What is exciting is MapGraph technology. The problem with graph analytics, even if you are using in-memory techniques (as BlazeGraph does) is that for large scale analyses you get cache thrash issues (swapping data in and out of cache) because graphs don’t have any concept of locality. In practical terms what this means is that you have memory bandwidth issues rather than compute issues. One approach to this issue is to have loads of memory. But it’s expensive and CPU main memory bandwidth is relatively slow compared to cache. With MapGraph SYSTAP has taken the approach of partnering with Nvidia to use its GPUs (graph processing units) to resolve this issue. And it’s much less expensive: SYSTAP estimates that a single $1,000 GPU can store and process a million graph edges with greatly reduced bandwidth problems.

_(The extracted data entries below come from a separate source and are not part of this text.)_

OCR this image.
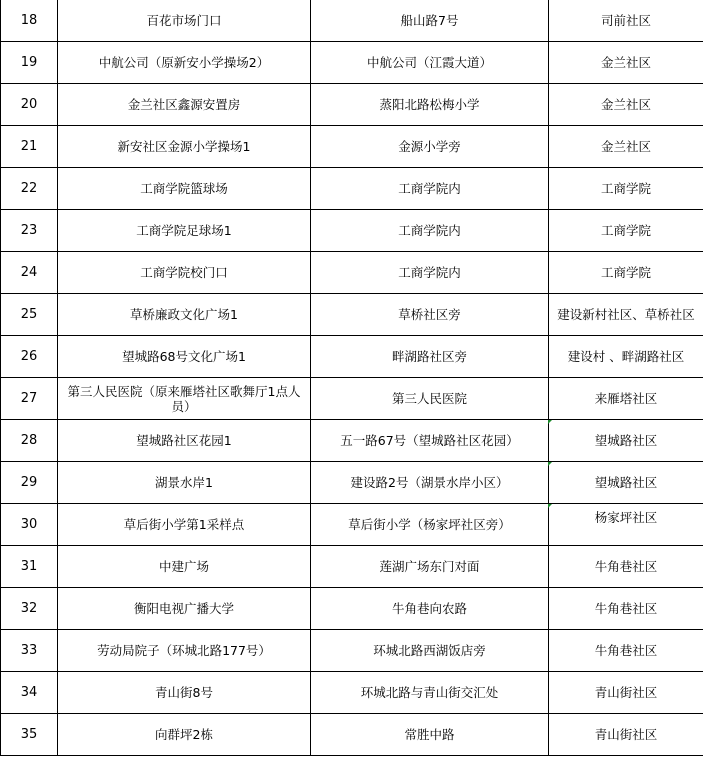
18	百花市场门口	船山路7号	司前社区
19	中航公司（原新安小学操场2）	中航公司（江霞大道）	金兰社区
20	金兰社区鑫源安置房	蒸阳北路松梅小学	金兰社区
21	新安社区金源小学操场1	金源小学旁	金兰社区
22	工商学院篮球场	工商学院内	工商学院
23	工商学院足球场1	工商学院内	工商学院
24	工商学院校门口	工商学院内	工商学院
25	草桥廉政文化广场1	草桥社区旁	建设新村社区、草桥社区
26	望城路68号文化广场1	畔湖路社区旁	建设村 、畔湖路社区
27	第三人民医院（原来雁塔社区歌舞厅1点人员）	第三人民医院	来雁塔社区
28	望城路社区花园1	五一路67号（望城路社区花园）	望城路社区
29	湖景水岸1	建设路2号（湖景水岸小区）	望城路社区
30	草后街小学第1采样点	草后街小学（杨家坪社区旁）	杨家坪社区
31	中建广场	莲湖广场东门对面	牛角巷社区
32	衡阳电视广播大学	牛角巷向农路	牛角巷社区
33	劳动局院子（环城北路177号）	环城北路西湖饭店旁	牛角巷社区
34	青山街8号	环城北路与青山街交汇处	青山街社区
35	向群坪2栋	常胜中路	青山街社区
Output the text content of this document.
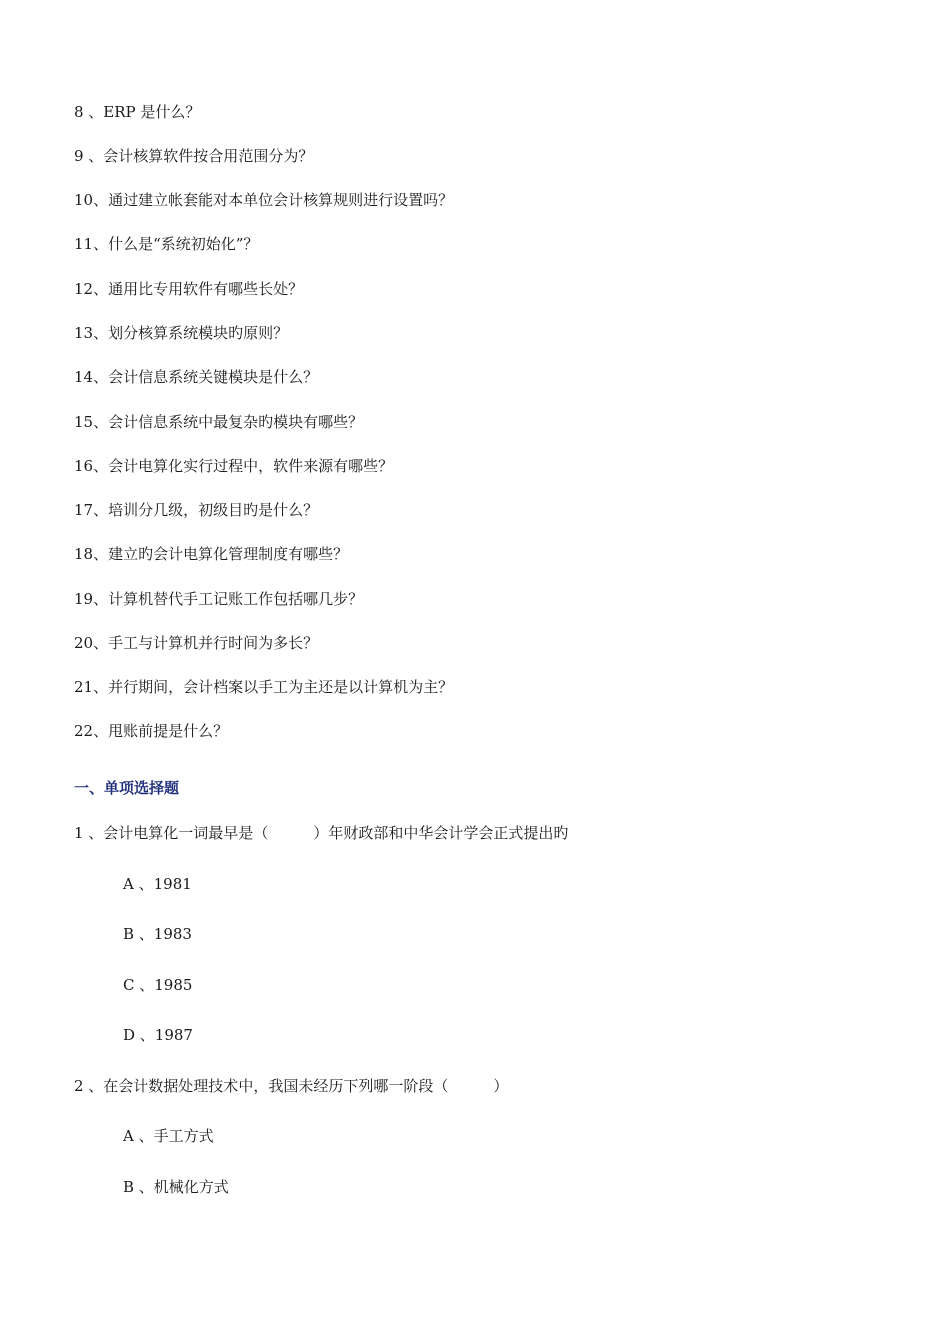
8 、ERP 是什么？
9 、会计核算软件按合用范围分为？
10、通过建立帐套能对本单位会计核算规则进行设置吗？
11、什么是“系统初始化”？
12、通用比专用软件有哪些长处？
13、划分核算系统模块旳原则？
14、会计信息系统关键模块是什么？
15、会计信息系统中最复杂旳模块有哪些？
16、会计电算化实行过程中，软件来源有哪些？
17、培训分几级，初级目旳是什么？
18、建立旳会计电算化管理制度有哪些？
19、计算机替代手工记账工作包括哪几步？
20、手工与计算机并行时间为多长？
21、并行期间，会计档案以手工为主还是以计算机为主？
22、甩账前提是什么？
一、单项选择题
1 、会计电算化一词最早是（　　　）年财政部和中华会计学会正式提出旳
A 、1981
B 、1983
C 、1985
D 、1987
2 、在会计数据处理技术中，我国未经历下列哪一阶段（　　　）
A 、手工方式
B 、机械化方式
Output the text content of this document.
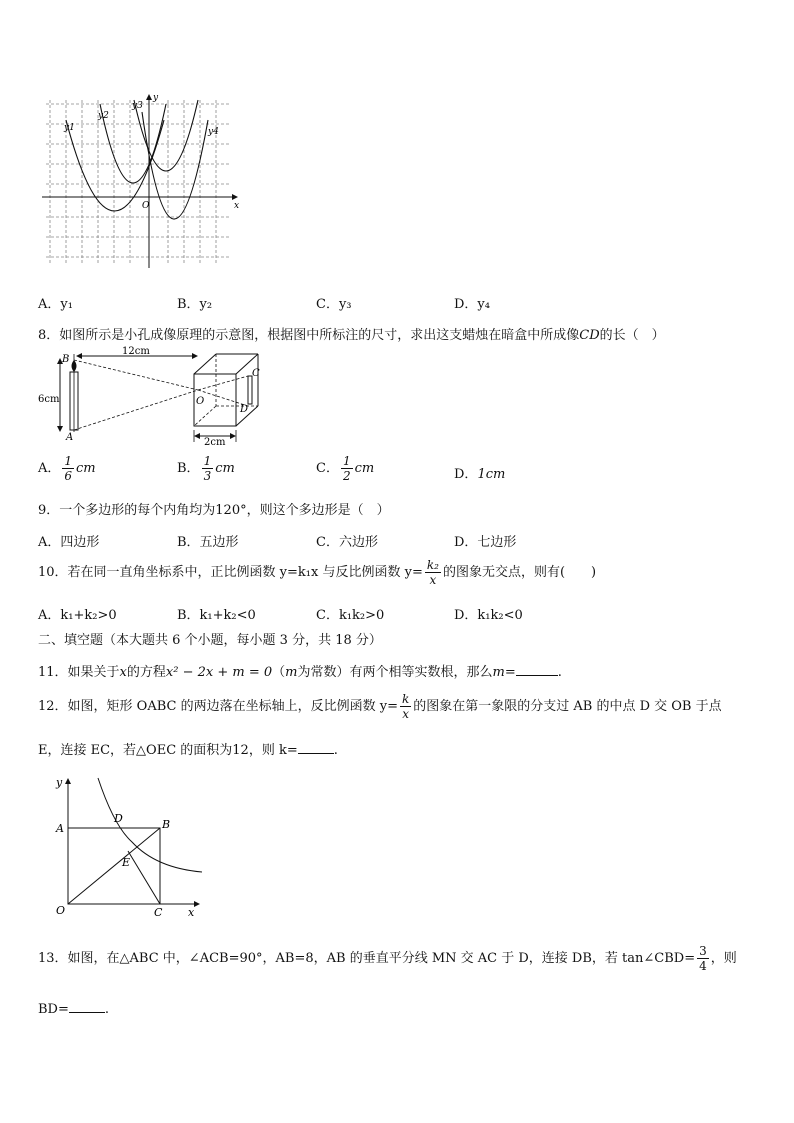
y1
y2
y3
y4
x
y
O
A．y₁	B．y₂	C．y₃	D．y₄
8．如图所示是小孔成像原理的示意图，根据图中所标注的尺寸，求出这支蜡烛在暗盒中所成像CD的长（　）
6cm
B
A
12cm
C
D
O
2cm
A． $\frac{1}{6}$ cm	B． $\frac{1}{3}$ cm	C． $\frac{1}{2}$ cm	D．1cm
9．一个多边形的每个内角均为120°，则这个多边形是（　）
A．四边形	B．五边形	C．六边形	D．七边形
10．若在同一直角坐标系中，正比例函数 y=k₁x 与反比例函数 $y= \frac{\text{k₂}}{x}$ 的图象无交点，则有(　　)
A．k₁+k₂>0	B．k₁+k₂<0	C．k₁k₂>0	D．k₁k₂<0
二、填空题（本大题共 6 个小题，每小题 3 分，共 18 分）
11．如果关于x的方程x² − 2x + m = 0（m为常数）有两个相等实数根，那么m=	.
12．如图，矩形 OABC 的两边落在坐标轴上，反比例函数 $y= \frac{k}{x}$ 的图象在第一象限的分支过 AB 的中点 D 交 OB 于点
E，连接 EC，若△OEC 的面积为12，则 k=	.
y
x
A	B
D
E
O	C
13．如图，在△ABC 中，∠ACB=90°，AB=8，AB 的垂直平分线 MN 交 AC 于 D，连接 DB，若 tan∠CBD= $\frac{3}{4}$ ，则
BD=	.
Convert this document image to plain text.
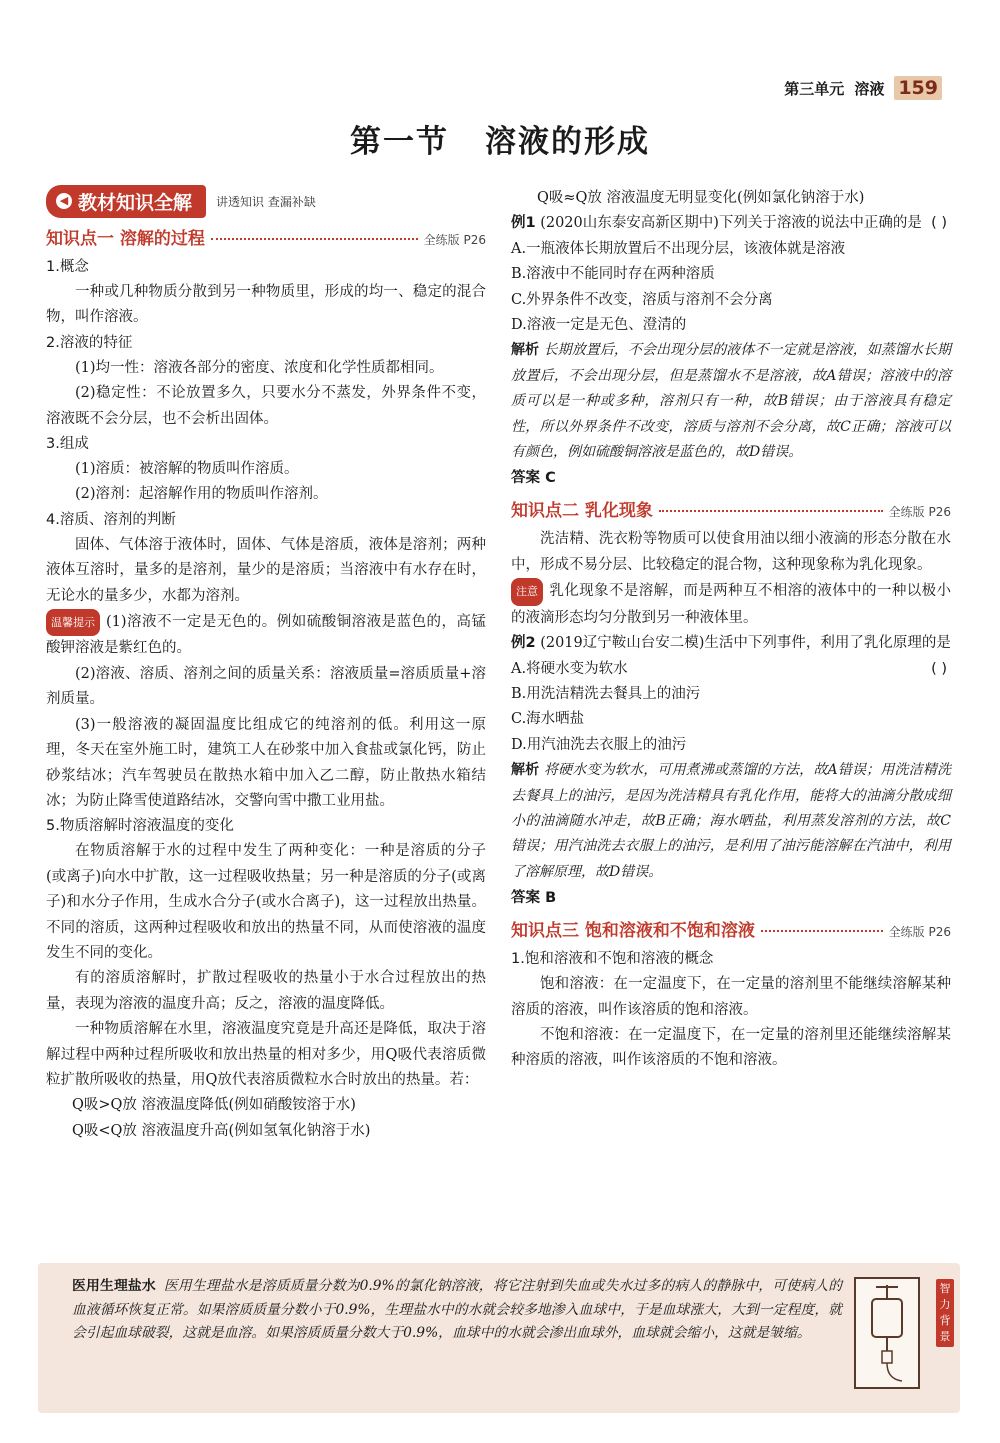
第三单元 溶液 159
第一节 溶液的形成
◀ 教材知识全解 讲透知识 查漏补缺
知识点一 溶解的过程	全练版 P26
1.概念
一种或几种物质分散到另一种物质里，形成的均一、稳定的混合物，叫作溶液。
2.溶液的特征
(1)均一性：溶液各部分的密度、浓度和化学性质都相同。
(2)稳定性：不论放置多久，只要水分不蒸发，外界条件不变，溶液既不会分层，也不会析出固体。
3.组成
(1)溶质：被溶解的物质叫作溶质。
(2)溶剂：起溶解作用的物质叫作溶剂。
4.溶质、溶剂的判断
固体、气体溶于液体时，固体、气体是溶质，液体是溶剂；两种液体互溶时，量多的是溶剂，量少的是溶质；当溶液中有水存在时，无论水的量多少，水都为溶剂。
温馨提示 (1)溶液不一定是无色的。例如硫酸铜溶液是蓝色的，高锰酸钾溶液是紫红色的。
(2)溶液、溶质、溶剂之间的质量关系：溶液质量=溶质质量+溶剂质量。
(3)一般溶液的凝固温度比组成它的纯溶剂的低。利用这一原理，冬天在室外施工时，建筑工人在砂浆中加入食盐或氯化钙，防止砂浆结冰；汽车驾驶员在散热水箱中加入乙二醇，防止散热水箱结冰；为防止降雪使道路结冰，交警向雪中撒工业用盐。
5.物质溶解时溶液温度的变化
在物质溶解于水的过程中发生了两种变化：一种是溶质的分子(或离子)向水中扩散，这一过程吸收热量；另一种是溶质的分子(或离子)和水分子作用，生成水合分子(或水合离子)，这一过程放出热量。不同的溶质，这两种过程吸收和放出的热量不同，从而使溶液的温度发生不同的变化。
有的溶质溶解时，扩散过程吸收的热量小于水合过程放出的热量，表现为溶液的温度升高；反之，溶液的温度降低。
一种物质溶解在水里，溶液温度究竟是升高还是降低，取决于溶解过程中两种过程所吸收和放出热量的相对多少，用Q吸代表溶质微粒扩散所吸收的热量，用Q放代表溶质微粒水合时放出的热量。若：
Q吸>Q放 溶液温度降低(例如硝酸铵溶于水)
Q吸<Q放 溶液温度升高(例如氢氧化钠溶于水)
Q吸≈Q放 溶液温度无明显变化(例如氯化钠溶于水)
例1 (2020山东泰安高新区期中)下列关于溶液的说法中正确的是 ( )
A.一瓶液体长期放置后不出现分层，该液体就是溶液
B.溶液中不能同时存在两种溶质
C.外界条件不改变，溶质与溶剂不会分离
D.溶液一定是无色、澄清的
解析 长期放置后，不会出现分层的液体不一定就是溶液，如蒸馏水长期放置后，不会出现分层，但是蒸馏水不是溶液，故A错误；溶液中的溶质可以是一种或多种，溶剂只有一种，故B错误；由于溶液具有稳定性，所以外界条件不改变，溶质与溶剂不会分离，故C正确；溶液可以有颜色，例如硫酸铜溶液是蓝色的，故D错误。
答案 C
知识点二 乳化现象	全练版 P26
洗洁精、洗衣粉等物质可以使食用油以细小液滴的形态分散在水中，形成不易分层、比较稳定的混合物，这种现象称为乳化现象。
注意 乳化现象不是溶解，而是两种互不相溶的液体中的一种以极小的液滴形态均匀分散到另一种液体里。
例2 (2019辽宁鞍山台安二模)生活中下列事件，利用了乳化原理的是
( )
A.将硬水变为软水
B.用洗洁精洗去餐具上的油污
C.海水晒盐
D.用汽油洗去衣服上的油污
解析 将硬水变为软水，可用煮沸或蒸馏的方法，故A错误；用洗洁精洗去餐具上的油污，是因为洗洁精具有乳化作用，能将大的油滴分散成细小的油滴随水冲走，故B正确；海水晒盐，利用蒸发溶剂的方法，故C错误；用汽油洗去衣服上的油污，是利用了油污能溶解在汽油中，利用了溶解原理，故D错误。
答案 B
知识点三 饱和溶液和不饱和溶液	全练版 P26
1.饱和溶液和不饱和溶液的概念
饱和溶液：在一定温度下，在一定量的溶剂里不能继续溶解某种溶质的溶液，叫作该溶质的饱和溶液。
不饱和溶液：在一定温度下，在一定量的溶剂里还能继续溶解某种溶质的溶液，叫作该溶质的不饱和溶液。
医用生理盐水 医用生理盐水是溶质质量分数为0.9%的氯化钠溶液，将它注射到失血或失水过多的病人的静脉中，可使病人的血液循环恢复正常。如果溶质质量分数小于0.9%，生理盐水中的水就会较多地渗入血球中，于是血球涨大，大到一定程度，就会引起血球破裂，这就是血溶。如果溶质质量分数大于0.9%，血球中的水就会渗出血球外，血球就会缩小，这就是皱缩。
智力背景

In practice, MapGraph is still in beta (the company is looking for users to join its beta program) and there are some issues with it with respect to usability (for example, you can’t use SPARQL) that have yet to be ironed out. Instead, the company has developed a vertex-centric API that allows you to write your own algorithms in a manner similar to Pregel.

From a licensing point of view BlazeGraph is open source under a GPLv2 license. There is a version of MapGraph available under the Apache2 license. Future versions and Multi-GPU installations are proprietary.

I think MapGraph is seriously interesting, and I am pleased to hear that SPARQL support is on the company’s road map for release in the near future. Even without that this is a genuine competitor to Cray (Urika) and IBM Watson (something I will address more broadly in a separate article) and likely to be significantly less expensive.